This thread has been locked.

If you have a related question, please click the "Ask a related question" button in the top right corner. The newly created question will be automatically linked to this question.

C66xx optimizer bug at higher optimization levels

I am using CGT 7.3.1.  If I compile the attached file using -mv6600 -O2 -DSIZE=24, the time it takes to compile roughly doubles when I increase SIZE by one -- for example, 15 seconds when SIZE=24, 29 seconds when SIZE=25, 57 seconds when SIZE=26, and so forth (most of the time seems to be spent in opt6x).  My desired value for SIZE is large enough to put the compile time in years, assuming the pattern holds.  If I compile just using -O2, or with -mv6600 -O1, it finishes quickly.

Is this a known problem?  Is there a better workaround than to put this function in its own file and reduce the optimization level for that particular file?  (Please pardon it being attached as a .txt; the forum software rejected a .c extension.)

struct data
{
	int GBi[SIZE];
};

int min_gbi_(struct data *const input[], int count)
{
	int min_gbi = 2048;
	int it;
	int ix;

	for (it = 0; it < count; ++it)
	{
		for (ix = 0; ix < SIZE; ++ix)
		{
			if (min_gbi > input[it]->GBi[ix])
			{
				min_gbi = input[it]->GBi[ix];
			}
		}
	}

	return min_gbi;
}

  • The compiler is completely unrolling the inner loop.  You can inhibit that by adding "#pragma UNROLL(1)" in front of it.  (Or use any other reasonable unroll factor.)

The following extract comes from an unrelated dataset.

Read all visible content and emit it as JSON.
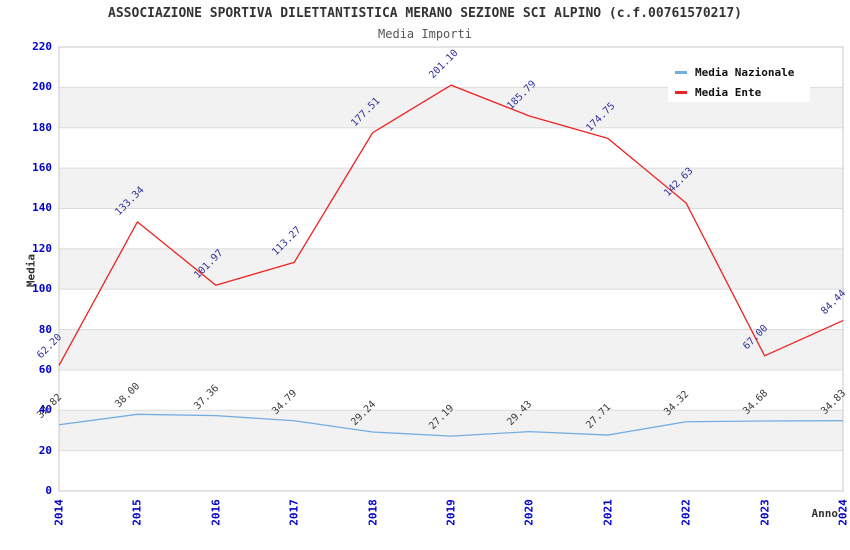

    Complete unrolling stops at SIZE=40 in this example;  with 40 and above I see compilation times of less than a second.

    Adding an optimise-for-space option like -ms1 or -mf2 (I believe those two are equivalent) will also inhibit complete unrolling.

     

  • Hm.  Compiling with even SIZE values of at least 40 does finish in less than a second here -- but if I use SIZE=41 or SIZE=43, it triggers the exponential behavior.  It's just my luck that the case I care about has an odd SIZE with few useful divisors for unrolling :)

    Using -ms1 also avoids the problem, and is probably what I want for this code anyway.  Thank you!